Massingham preguntó:
– ¿Y qué más ocurrió después de decirle él que podía llevarse el libro?
– Me preguntó cuánto tiempo llevaba trabajando en Campden Hill Square. Le contesté que nueve años. Entonces me dijo: «¿Han sido buenos años para usted?». Yo le dije que habían sido para mí tan buenos como para la mayoría de la gente.
Massingham sonrió y repuso:
– No creo que él se refiriese a eso.
– Sé perfectamente a qué se refería. Sin embargo, ¿qué esperaba que dijera yo? Hago mi trabajo y ellos me pagan cuatro libras por hora, que está por encima de lo corriente, y también me pagan el taxi hasta mi casa si salgo después de anochecer. No me quedaría si este empleo no me conviniera. Pero ¿qué esperan ellos a cambio de su dinero? ¿Afecto? Si él quería que yo dijera que había pasado los mejores años de mi vida en Campden Hill Square, se quedó con las ganas. Ahora bien, todo era diferente cuando vivía la primera lady Berowne.
– ¿Qué quiere decir con eso de diferente?
– Pues eso, diferente. La casa parecía más viva entonces. Me gustaba la primera lady Berowne. Era una señora muy agradable. No es que durase mucho, pobre criatura.
Kate preguntó:
– ¿Por qué siguió trabajando en el número sesenta y dos, señora Minns?
La señora Minns volvió sus ojillos brillantes hacia Kate y se limitó a contestar:
– Me gusta abrillantar los muebles.
Kate sospechó que a Massingham le tentaba preguntar qué opinaba ella acerca de la segunda lady Berowne, pero en todo caso decidió mantenerse en la directriz principal del interrogatorio.
– ¿Y qué ocurrió después? -inquirió.
– Salió.
– ¿De la casa?
– Eso es.
– ¿Puede estar segura?
– Mire, llevaba puesta la chaqueta, cogió aquel gabán que tenía, atravesó el vestíbulo y oí abrirse y cerrarse la puerta principal. Si no era él quien salió, ¿quién iba a ser?
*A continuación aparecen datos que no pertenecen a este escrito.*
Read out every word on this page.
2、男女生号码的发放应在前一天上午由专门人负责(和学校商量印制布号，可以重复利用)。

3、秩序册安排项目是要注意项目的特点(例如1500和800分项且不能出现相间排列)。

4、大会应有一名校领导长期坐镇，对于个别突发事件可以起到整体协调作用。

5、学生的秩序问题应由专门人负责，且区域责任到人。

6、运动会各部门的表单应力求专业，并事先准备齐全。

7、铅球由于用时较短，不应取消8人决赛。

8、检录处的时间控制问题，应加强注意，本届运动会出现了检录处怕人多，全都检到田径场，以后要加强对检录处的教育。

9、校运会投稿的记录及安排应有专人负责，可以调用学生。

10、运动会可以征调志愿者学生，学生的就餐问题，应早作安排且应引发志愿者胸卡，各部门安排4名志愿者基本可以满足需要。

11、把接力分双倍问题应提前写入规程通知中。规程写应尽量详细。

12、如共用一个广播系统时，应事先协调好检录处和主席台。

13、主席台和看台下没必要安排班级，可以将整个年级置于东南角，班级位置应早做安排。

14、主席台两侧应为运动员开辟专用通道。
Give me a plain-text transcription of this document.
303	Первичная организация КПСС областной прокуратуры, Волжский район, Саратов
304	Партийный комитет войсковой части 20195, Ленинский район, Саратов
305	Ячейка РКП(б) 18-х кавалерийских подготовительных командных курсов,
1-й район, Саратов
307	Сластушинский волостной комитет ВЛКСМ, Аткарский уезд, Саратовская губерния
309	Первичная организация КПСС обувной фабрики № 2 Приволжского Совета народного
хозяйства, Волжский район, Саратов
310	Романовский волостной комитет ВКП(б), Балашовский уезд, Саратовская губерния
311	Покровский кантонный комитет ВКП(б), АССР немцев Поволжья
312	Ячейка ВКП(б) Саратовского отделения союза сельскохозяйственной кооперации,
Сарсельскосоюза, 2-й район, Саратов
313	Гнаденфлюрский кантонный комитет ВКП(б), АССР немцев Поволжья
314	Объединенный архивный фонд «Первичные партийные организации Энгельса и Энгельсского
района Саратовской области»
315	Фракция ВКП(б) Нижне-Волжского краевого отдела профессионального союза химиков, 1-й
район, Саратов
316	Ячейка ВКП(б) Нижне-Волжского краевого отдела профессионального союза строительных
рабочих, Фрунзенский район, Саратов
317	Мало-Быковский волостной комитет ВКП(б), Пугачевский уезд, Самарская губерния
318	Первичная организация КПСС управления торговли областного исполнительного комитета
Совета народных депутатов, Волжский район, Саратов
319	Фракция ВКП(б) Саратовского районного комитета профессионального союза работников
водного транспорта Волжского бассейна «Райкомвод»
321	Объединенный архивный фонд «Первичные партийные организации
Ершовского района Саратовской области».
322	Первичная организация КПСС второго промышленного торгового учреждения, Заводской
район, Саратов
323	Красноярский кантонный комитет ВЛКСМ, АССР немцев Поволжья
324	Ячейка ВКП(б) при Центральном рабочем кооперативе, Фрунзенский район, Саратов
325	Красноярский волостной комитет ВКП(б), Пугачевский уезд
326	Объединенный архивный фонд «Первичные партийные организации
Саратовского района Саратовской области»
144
– Pero en realidad usted no le vio salir.
– Nunca le seguía hasta la puerta para darle un beso de despedida, si es eso lo que quiere decir. Tengo mi trabajo allí. Sin embargo, ésa fue la última vez que le vi en este mundo, y no espero verle de nuevo en el otro, puede estar bien seguro.
Tal vez por prudencia, Massingham no la siguió por este camino. Se limitó a preguntar:
– ¿Y está segura de que metió su dietario de nuevo en el cajón?
– No se lo llevó consigo. Oiga, ¿qué ocurre con el dietario? ¿No estará diciendo que lo robé yo o algo por el estilo?